Kim J, Scott SV, Oda MN, Klionsky DJ - J. Cell Biol. (1997)

Bottom Line: Dodecameric assembly of precursor API in the cytoplasm and membrane binding were rapid events, whereas subsequent vacuolar import appeared to be rate limiting.A unique temperature-sensitive API-targeting mutant allowed us to kinetically monitor its oligomeric state during translocation.Our findings indicate that API is maintained as a dodecamer throughout its import and will be useful to study the posttranslational movement of folded proteins across biological membranes.

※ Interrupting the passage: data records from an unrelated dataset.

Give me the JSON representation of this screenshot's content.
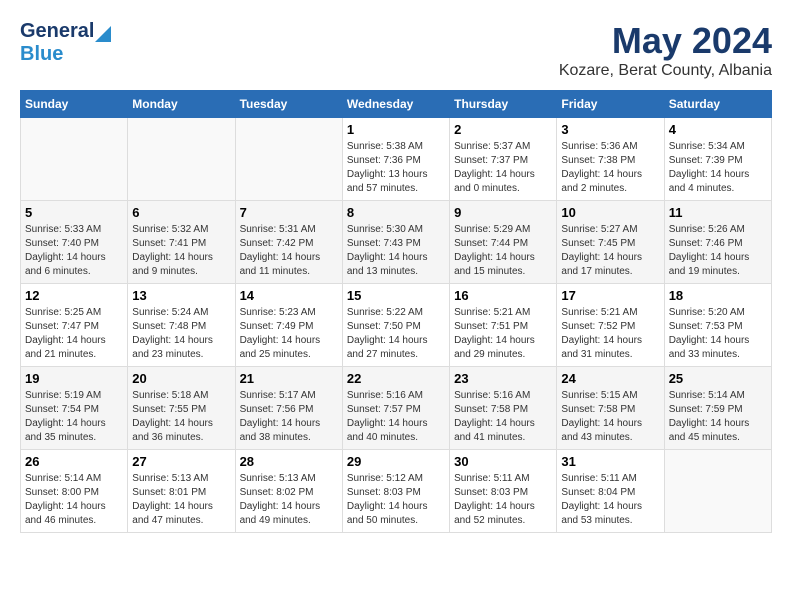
{
  "header": {
    "logo_general": "General",
    "logo_blue": "Blue",
    "month_title": "May 2024",
    "location": "Kozare, Berat County, Albania"
  },
  "days_of_week": [
    "Sunday",
    "Monday",
    "Tuesday",
    "Wednesday",
    "Thursday",
    "Friday",
    "Saturday"
  ],
  "weeks": [
    [
      {
        "date": "",
        "sunrise": "",
        "sunset": "",
        "daylight": ""
      },
      {
        "date": "",
        "sunrise": "",
        "sunset": "",
        "daylight": ""
      },
      {
        "date": "",
        "sunrise": "",
        "sunset": "",
        "daylight": ""
      },
      {
        "date": "1",
        "sunrise": "Sunrise: 5:38 AM",
        "sunset": "Sunset: 7:36 PM",
        "daylight": "Daylight: 13 hours and 57 minutes."
      },
      {
        "date": "2",
        "sunrise": "Sunrise: 5:37 AM",
        "sunset": "Sunset: 7:37 PM",
        "daylight": "Daylight: 14 hours and 0 minutes."
      },
      {
        "date": "3",
        "sunrise": "Sunrise: 5:36 AM",
        "sunset": "Sunset: 7:38 PM",
        "daylight": "Daylight: 14 hours and 2 minutes."
      },
      {
        "date": "4",
        "sunrise": "Sunrise: 5:34 AM",
        "sunset": "Sunset: 7:39 PM",
        "daylight": "Daylight: 14 hours and 4 minutes."
      }
    ],
    [
      {
        "date": "5",
        "sunrise": "Sunrise: 5:33 AM",
        "sunset": "Sunset: 7:40 PM",
        "daylight": "Daylight: 14 hours and 6 minutes."
      },
      {
        "date": "6",
        "sunrise": "Sunrise: 5:32 AM",
        "sunset": "Sunset: 7:41 PM",
        "daylight": "Daylight: 14 hours and 9 minutes."
      },
      {
        "date": "7",
        "sunrise": "Sunrise: 5:31 AM",
        "sunset": "Sunset: 7:42 PM",
        "daylight": "Daylight: 14 hours and 11 minutes."
      },
      {
        "date": "8",
        "sunrise": "Sunrise: 5:30 AM",
        "sunset": "Sunset: 7:43 PM",
        "daylight": "Daylight: 14 hours and 13 minutes."
      },
      {
        "date": "9",
        "sunrise": "Sunrise: 5:29 AM",
        "sunset": "Sunset: 7:44 PM",
        "daylight": "Daylight: 14 hours and 15 minutes."
      },
      {
        "date": "10",
        "sunrise": "Sunrise: 5:27 AM",
        "sunset": "Sunset: 7:45 PM",
        "daylight": "Daylight: 14 hours and 17 minutes."
      },
      {
        "date": "11",
        "sunrise": "Sunrise: 5:26 AM",
        "sunset": "Sunset: 7:46 PM",
        "daylight": "Daylight: 14 hours and 19 minutes."
      }
    ],
    [
      {
        "date": "12",
        "sunrise": "Sunrise: 5:25 AM",
        "sunset": "Sunset: 7:47 PM",
        "daylight": "Daylight: 14 hours and 21 minutes."
      },
      {
        "date": "13",
        "sunrise": "Sunrise: 5:24 AM",
        "sunset": "Sunset: 7:48 PM",
        "daylight": "Daylight: 14 hours and 23 minutes."
      },
      {
        "date": "14",
        "sunrise": "Sunrise: 5:23 AM",
        "sunset": "Sunset: 7:49 PM",
        "daylight": "Daylight: 14 hours and 25 minutes."
      },
      {
        "date": "15",
        "sunrise": "Sunrise: 5:22 AM",
        "sunset": "Sunset: 7:50 PM",
        "daylight": "Daylight: 14 hours and 27 minutes."
      },
      {
        "date": "16",
        "sunrise": "Sunrise: 5:21 AM",
        "sunset": "Sunset: 7:51 PM",
        "daylight": "Daylight: 14 hours and 29 minutes."
      },
      {
        "date": "17",
        "sunrise": "Sunrise: 5:21 AM",
        "sunset": "Sunset: 7:52 PM",
        "daylight": "Daylight: 14 hours and 31 minutes."
      },
      {
        "date": "18",
        "sunrise": "Sunrise: 5:20 AM",
        "sunset": "Sunset: 7:53 PM",
        "daylight": "Daylight: 14 hours and 33 minutes."
      }
    ],
    [
      {
        "date": "19",
        "sunrise": "Sunrise: 5:19 AM",
        "sunset": "Sunset: 7:54 PM",
        "daylight": "Daylight: 14 hours and 35 minutes."
      },
      {
        "date": "20",
        "sunrise": "Sunrise: 5:18 AM",
        "sunset": "Sunset: 7:55 PM",
        "daylight": "Daylight: 14 hours and 36 minutes."
      },
      {
        "date": "21",
        "sunrise": "Sunrise: 5:17 AM",
        "sunset": "Sunset: 7:56 PM",
        "daylight": "Daylight: 14 hours and 38 minutes."
      },
      {
        "date": "22",
        "sunrise": "Sunrise: 5:16 AM",
        "sunset": "Sunset: 7:57 PM",
        "daylight": "Daylight: 14 hours and 40 minutes."
      },
      {
        "date": "23",
        "sunrise": "Sunrise: 5:16 AM",
        "sunset": "Sunset: 7:58 PM",
        "daylight": "Daylight: 14 hours and 41 minutes."
      },
      {
        "date": "24",
        "sunrise": "Sunrise: 5:15 AM",
        "sunset": "Sunset: 7:58 PM",
        "daylight": "Daylight: 14 hours and 43 minutes."
      },
      {
        "date": "25",
        "sunrise": "Sunrise: 5:14 AM",
        "sunset": "Sunset: 7:59 PM",
        "daylight": "Daylight: 14 hours and 45 minutes."
      }
    ],
    [
      {
        "date": "26",
        "sunrise": "Sunrise: 5:14 AM",
        "sunset": "Sunset: 8:00 PM",
        "daylight": "Daylight: 14 hours and 46 minutes."
      },
      {
        "date": "27",
        "sunrise": "Sunrise: 5:13 AM",
        "sunset": "Sunset: 8:01 PM",
        "daylight": "Daylight: 14 hours and 47 minutes."
      },
      {
        "date": "28",
        "sunrise": "Sunrise: 5:13 AM",
        "sunset": "Sunset: 8:02 PM",
        "daylight": "Daylight: 14 hours and 49 minutes."
      },
      {
        "date": "29",
        "sunrise": "Sunrise: 5:12 AM",
        "sunset": "Sunset: 8:03 PM",
        "daylight": "Daylight: 14 hours and 50 minutes."
      },
      {
        "date": "30",
        "sunrise": "Sunrise: 5:11 AM",
        "sunset": "Sunset: 8:03 PM",
        "daylight": "Daylight: 14 hours and 52 minutes."
      },
      {
        "date": "31",
        "sunrise": "Sunrise: 5:11 AM",
        "sunset": "Sunset: 8:04 PM",
        "daylight": "Daylight: 14 hours and 53 minutes."
      },
      {
        "date": "",
        "sunrise": "",
        "sunset": "",
        "daylight": ""
      }
    ]
  ]
}
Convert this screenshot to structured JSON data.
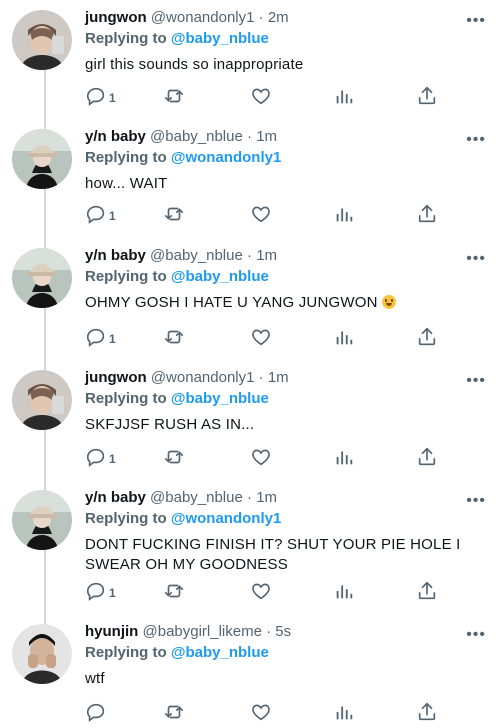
{
  "tweets": [
    {
      "avatar": "male-portrait",
      "name": "jungwon",
      "handle": "@wonandonly1",
      "dot": "·",
      "time": "2m",
      "reply_prefix": "Replying to",
      "reply_to": "@baby_nblue",
      "text": "girl this sounds so inappropriate",
      "reply_count": "1",
      "emoji": false
    },
    {
      "avatar": "girl-hat",
      "name": "y/n baby",
      "handle": "@baby_nblue",
      "dot": "·",
      "time": "1m",
      "reply_prefix": "Replying to",
      "reply_to": "@wonandonly1",
      "text": "how... WAIT",
      "reply_count": "1",
      "emoji": false
    },
    {
      "avatar": "girl-hat",
      "name": "y/n baby",
      "handle": "@baby_nblue",
      "dot": "·",
      "time": "1m",
      "reply_prefix": "Replying to",
      "reply_to": "@baby_nblue",
      "text": "OHMY GOSH I HATE U YANG JUNGWON",
      "reply_count": "1",
      "emoji": true
    },
    {
      "avatar": "male-portrait",
      "name": "jungwon",
      "handle": "@wonandonly1",
      "dot": "·",
      "time": "1m",
      "reply_prefix": "Replying to",
      "reply_to": "@baby_nblue",
      "text": "SKFJJSF RUSH AS IN...",
      "reply_count": "1",
      "emoji": false
    },
    {
      "avatar": "girl-hat",
      "name": "y/n baby",
      "handle": "@baby_nblue",
      "dot": "·",
      "time": "1m",
      "reply_prefix": "Replying to",
      "reply_to": "@wonandonly1",
      "text": "DONT FUCKING FINISH IT? SHUT YOUR PIE HOLE I SWEAR OH MY GOODNESS",
      "reply_count": "1",
      "emoji": false
    },
    {
      "avatar": "male-hands",
      "name": "hyunjin",
      "handle": "@babygirl_likeme",
      "dot": "·",
      "time": "5s",
      "reply_prefix": "Replying to",
      "reply_to": "@baby_nblue",
      "text": "wtf",
      "reply_count": "",
      "emoji": false
    }
  ],
  "icons": {
    "more": "more-horizontal-icon",
    "reply": "reply-icon",
    "retweet": "retweet-icon",
    "like": "heart-icon",
    "views": "analytics-icon",
    "share": "share-icon"
  },
  "colors": {
    "accent": "#1d9bf0",
    "muted": "#536471",
    "text": "#0f1419",
    "thread_line": "#cfd9de"
  }
}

View Article: PubMed Central - PubMed

Affiliation: Section of Microbiology, University of California, Davis 95616, USA.

ABSTRACT
Aminopeptidase I (API) is transported into the yeast vacuole by the cytoplasm to vacuole targeting (Cvt) pathway. Genetic evidence suggests that autophagy, a major degradative pathway in eukaryotes, and the Cvt pathway share largely the same cellular machinery. To understand the mechanism of the Cvt import process, we examined the native state of API. Dodecameric assembly of precursor API in the cytoplasm and membrane binding were rapid events, whereas subsequent vacuolar import appeared to be rate limiting. A unique temperature-sensitive API-targeting mutant allowed us to kinetically monitor its oligomeric state during translocation. Our findings indicate that API is maintained as a dodecamer throughout its import and will be useful to study the posttranslational movement of folded proteins across biological membranes.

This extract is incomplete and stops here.